In many ways, I’m all for coercive retirement saving: it means everyone has to accept responsibility for being independent in the long term. But what’s happening here is simply another step in the process of impoverished sovereign Treasuries gradually retreating from their responsibility to provide a State pension.

If this was being done in a measured manner during the good times, to ensure everyone had a supplement above and beyond the ‘old age’ State Pension, I’d applaud that too. But it isn’t: the move is a shift of responsibility – and power – away from the State to big business….in the light of previous megabank bailouts and a ballooning National Debt making it a cast-iron certainty that the State pension will be abolished.
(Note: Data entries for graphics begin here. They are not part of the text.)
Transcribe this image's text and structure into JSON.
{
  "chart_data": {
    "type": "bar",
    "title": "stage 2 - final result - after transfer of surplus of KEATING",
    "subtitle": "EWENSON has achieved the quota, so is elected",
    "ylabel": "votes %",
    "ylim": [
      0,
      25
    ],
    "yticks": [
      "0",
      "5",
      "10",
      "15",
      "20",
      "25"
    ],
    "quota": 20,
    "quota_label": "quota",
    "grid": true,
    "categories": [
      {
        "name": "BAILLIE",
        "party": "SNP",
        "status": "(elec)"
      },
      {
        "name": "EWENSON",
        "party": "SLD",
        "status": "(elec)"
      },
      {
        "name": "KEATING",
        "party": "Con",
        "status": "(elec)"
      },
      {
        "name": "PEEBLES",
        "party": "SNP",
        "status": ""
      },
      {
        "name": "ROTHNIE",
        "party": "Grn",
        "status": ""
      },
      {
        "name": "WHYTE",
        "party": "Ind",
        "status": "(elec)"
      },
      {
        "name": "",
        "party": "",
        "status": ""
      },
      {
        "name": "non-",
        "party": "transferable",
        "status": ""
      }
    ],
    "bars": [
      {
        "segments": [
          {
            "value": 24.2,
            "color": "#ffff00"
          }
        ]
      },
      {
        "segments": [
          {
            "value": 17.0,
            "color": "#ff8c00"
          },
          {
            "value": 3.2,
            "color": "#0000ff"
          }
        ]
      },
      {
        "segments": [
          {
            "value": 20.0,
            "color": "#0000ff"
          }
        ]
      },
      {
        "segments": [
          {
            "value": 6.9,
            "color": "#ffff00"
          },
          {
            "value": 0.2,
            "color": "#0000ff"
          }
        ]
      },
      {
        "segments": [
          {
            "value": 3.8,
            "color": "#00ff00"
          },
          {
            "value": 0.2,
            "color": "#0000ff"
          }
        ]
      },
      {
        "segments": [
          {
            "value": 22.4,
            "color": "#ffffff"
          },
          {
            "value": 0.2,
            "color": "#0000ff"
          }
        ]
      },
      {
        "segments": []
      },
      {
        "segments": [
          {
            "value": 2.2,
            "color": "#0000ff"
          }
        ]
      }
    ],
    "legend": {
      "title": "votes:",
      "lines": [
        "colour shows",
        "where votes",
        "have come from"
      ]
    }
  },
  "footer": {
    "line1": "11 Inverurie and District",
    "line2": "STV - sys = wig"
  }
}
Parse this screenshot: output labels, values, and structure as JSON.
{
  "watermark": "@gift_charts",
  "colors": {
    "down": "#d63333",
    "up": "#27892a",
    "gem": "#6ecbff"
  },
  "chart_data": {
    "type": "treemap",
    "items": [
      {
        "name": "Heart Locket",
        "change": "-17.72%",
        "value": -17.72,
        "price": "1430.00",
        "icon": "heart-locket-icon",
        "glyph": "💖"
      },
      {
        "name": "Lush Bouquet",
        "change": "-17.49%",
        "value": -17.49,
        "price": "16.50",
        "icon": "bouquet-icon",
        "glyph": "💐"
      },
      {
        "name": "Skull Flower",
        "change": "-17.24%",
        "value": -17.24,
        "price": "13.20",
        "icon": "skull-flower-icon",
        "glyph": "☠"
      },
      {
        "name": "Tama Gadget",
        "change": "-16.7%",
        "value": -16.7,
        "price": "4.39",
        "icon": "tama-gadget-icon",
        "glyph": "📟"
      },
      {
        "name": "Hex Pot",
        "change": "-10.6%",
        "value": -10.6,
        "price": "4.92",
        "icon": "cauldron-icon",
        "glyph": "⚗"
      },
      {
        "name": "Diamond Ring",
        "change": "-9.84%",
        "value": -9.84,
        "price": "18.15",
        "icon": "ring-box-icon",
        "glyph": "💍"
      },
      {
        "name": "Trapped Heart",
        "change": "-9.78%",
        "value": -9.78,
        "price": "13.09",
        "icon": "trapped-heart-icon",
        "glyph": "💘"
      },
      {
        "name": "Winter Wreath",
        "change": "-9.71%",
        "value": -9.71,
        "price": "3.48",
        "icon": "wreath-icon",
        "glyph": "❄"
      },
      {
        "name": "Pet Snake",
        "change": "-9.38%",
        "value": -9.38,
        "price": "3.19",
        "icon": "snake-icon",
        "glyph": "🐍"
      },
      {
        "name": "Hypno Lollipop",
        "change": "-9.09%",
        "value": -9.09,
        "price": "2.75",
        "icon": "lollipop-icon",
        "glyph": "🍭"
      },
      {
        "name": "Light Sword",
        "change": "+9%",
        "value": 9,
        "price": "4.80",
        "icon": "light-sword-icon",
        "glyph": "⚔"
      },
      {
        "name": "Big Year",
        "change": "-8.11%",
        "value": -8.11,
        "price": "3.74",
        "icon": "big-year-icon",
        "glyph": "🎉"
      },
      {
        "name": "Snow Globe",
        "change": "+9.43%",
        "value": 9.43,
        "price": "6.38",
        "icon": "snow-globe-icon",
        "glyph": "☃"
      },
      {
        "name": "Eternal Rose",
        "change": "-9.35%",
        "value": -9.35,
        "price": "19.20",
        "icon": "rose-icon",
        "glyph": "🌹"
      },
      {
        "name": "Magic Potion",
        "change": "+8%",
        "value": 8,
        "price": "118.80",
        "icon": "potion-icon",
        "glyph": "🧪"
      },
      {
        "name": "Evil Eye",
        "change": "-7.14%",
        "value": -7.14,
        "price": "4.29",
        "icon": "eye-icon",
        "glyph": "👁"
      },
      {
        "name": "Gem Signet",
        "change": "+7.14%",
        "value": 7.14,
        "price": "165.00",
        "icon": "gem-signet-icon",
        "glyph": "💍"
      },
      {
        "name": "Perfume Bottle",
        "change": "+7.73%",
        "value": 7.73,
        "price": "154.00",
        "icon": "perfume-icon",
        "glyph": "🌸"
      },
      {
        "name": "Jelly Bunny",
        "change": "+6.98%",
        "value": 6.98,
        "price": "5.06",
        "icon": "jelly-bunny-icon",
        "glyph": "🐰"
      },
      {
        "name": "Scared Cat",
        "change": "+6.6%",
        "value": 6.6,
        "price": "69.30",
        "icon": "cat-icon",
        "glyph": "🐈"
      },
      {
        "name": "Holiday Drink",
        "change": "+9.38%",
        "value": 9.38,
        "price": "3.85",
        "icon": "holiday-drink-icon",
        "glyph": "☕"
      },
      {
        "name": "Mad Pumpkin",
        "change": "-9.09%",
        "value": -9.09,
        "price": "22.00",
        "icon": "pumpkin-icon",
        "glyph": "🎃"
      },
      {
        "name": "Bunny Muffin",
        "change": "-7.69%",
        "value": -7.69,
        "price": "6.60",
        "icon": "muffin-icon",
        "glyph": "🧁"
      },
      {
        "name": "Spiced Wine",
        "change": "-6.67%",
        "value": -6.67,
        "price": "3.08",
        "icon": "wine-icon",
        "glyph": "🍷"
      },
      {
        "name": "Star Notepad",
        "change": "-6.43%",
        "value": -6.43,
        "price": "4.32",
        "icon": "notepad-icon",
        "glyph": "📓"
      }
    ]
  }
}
As with health provision, The Slog believes that retirement saving should indeed be taken out of State hands – but put into a ring-fenced mutual sector where it is safe from that safe pair of hands suddenly emptying the safe.

Well, that clearly isn’t going to happen. But as yet, what is going to happen (as with all things emanating from Camerlot) remains rather murky. How will the providers be regulated? What will happen to the folks who – thanks to long-term illness and neocon employment practices – end up unemployed from 40 to 65? Sorry, 70. Or will it be 80 by then?

It’s enough to make you weep. This isn’t the careful dismantling of a bloated State: it’s the accelerating attempt to kill a starving State – and ensure that its weaker citizens pay the insane bills run up by the 3% of MoUs at the top.

And these conclusions don’t make me a socialist: nothing could do that. They just make me a bloke who can see what’s coming down the road, and the obscene unfairness of it all.

A phrase one hears more and more these days is ‘the Law of unintended consequences’. What we’re getting more and more in the West now is laws with intended consequences.